Wednesday, October 24, 2007

Remembering Anita

Sometimes I think I am the luckiest girl on earth.

If you had told me when I was a child that I would grow up to live in London and be part of something bigger than my own life I would have retorted with the 'when pigs fly' retort (which I was famous for chucking around, much like word confetti).

Last night I took part in a memorial service for Anita Roddick. It was a moving evening, attended by 2000 family, friends, business and development associates at the Central Hall Westminster. It was a wonderful celebration of her life, as an activist, a mother, a friend, a force for change. A short video snapshot of Anita at home and at many points in her activist career began proceedings. Various friends, associates and her two daughters spoke about her life, her courage, her laughter, her indomitable spirit, her 'Do Something. Do anything. Just do something' attitude. Each speaker, from Ken Wiwa to Alan Rickman, Emma Thompson to Robert King, Vandana Shiva to Kate Alan, spoke of her joy and endless enthusiasm, to a thunderous applause.

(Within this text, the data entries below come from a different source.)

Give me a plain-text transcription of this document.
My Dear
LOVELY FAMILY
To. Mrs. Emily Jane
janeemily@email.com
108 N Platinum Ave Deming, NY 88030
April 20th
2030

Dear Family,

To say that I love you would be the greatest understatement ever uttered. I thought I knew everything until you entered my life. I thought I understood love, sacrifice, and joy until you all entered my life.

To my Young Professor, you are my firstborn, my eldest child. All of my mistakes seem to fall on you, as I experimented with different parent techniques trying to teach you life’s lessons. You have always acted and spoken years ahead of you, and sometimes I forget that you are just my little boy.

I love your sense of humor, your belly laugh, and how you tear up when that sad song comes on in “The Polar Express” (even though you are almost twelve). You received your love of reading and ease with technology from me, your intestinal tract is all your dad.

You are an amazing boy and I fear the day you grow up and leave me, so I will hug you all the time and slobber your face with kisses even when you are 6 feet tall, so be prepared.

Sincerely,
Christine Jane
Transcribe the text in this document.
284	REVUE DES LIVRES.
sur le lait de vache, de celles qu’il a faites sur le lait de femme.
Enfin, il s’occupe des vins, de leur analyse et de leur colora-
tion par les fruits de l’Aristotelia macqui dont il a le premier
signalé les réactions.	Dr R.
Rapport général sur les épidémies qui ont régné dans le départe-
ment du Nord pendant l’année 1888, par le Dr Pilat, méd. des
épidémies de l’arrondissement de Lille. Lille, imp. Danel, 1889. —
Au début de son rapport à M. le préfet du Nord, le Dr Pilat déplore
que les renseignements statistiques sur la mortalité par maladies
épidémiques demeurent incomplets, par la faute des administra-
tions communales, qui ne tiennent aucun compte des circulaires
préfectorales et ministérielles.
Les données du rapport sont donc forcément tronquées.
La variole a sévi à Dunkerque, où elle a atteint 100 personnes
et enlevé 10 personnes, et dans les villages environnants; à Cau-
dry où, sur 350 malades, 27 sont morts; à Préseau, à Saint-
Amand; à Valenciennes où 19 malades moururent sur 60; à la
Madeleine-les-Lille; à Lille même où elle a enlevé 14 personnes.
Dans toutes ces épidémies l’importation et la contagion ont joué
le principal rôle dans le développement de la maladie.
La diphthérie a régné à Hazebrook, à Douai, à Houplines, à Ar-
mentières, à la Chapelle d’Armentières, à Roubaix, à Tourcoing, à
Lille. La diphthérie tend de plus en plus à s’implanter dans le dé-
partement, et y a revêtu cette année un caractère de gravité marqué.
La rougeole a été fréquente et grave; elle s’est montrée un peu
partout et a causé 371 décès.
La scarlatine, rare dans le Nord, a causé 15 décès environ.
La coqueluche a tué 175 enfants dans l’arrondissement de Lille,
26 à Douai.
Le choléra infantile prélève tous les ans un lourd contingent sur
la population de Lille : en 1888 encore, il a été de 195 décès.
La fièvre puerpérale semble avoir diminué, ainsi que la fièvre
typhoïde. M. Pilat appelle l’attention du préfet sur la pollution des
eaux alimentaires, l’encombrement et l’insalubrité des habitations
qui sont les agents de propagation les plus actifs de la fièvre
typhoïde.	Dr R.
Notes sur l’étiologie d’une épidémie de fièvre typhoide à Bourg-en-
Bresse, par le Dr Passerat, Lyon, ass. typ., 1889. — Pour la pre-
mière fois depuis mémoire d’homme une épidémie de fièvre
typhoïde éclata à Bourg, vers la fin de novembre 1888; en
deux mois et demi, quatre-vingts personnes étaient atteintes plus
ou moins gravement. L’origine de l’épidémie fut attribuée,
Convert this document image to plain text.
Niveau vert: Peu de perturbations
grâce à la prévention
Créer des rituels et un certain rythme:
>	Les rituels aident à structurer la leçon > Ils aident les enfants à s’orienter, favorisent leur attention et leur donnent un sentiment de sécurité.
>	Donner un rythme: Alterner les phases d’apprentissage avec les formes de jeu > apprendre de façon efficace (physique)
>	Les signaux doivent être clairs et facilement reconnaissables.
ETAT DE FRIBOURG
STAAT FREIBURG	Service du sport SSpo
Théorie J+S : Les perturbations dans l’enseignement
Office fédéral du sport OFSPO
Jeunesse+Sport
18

She always said that all her money was just a means to do what she wanted to do as an activist for the many causes she marched for, funded, backed with her name. That that was what she wanted to be defined as, above all, as an activist. That being an activist, being a voice for the voiceless, satnding up for the weak and frail, engaging in the human spirit, made her feel alive. If the plaudits were anything to go by Anita lived just the fullest life.

The evening ended with a walk along the South Bank to the National Theatre with music, dance, lit lanterns and tea lights. It was an evening of tears and laughter and the sheer volume of the applause showed how one woman made a difference to so many people. It was an evening of inspiration, a reminder that each one of us needs to be an activist in our own way, giving time or money to help someone less fortunate, someone less able. To live passionately for the causes we believe in.

The world is poorer for having lost Anita. The world is richer for having had her in it.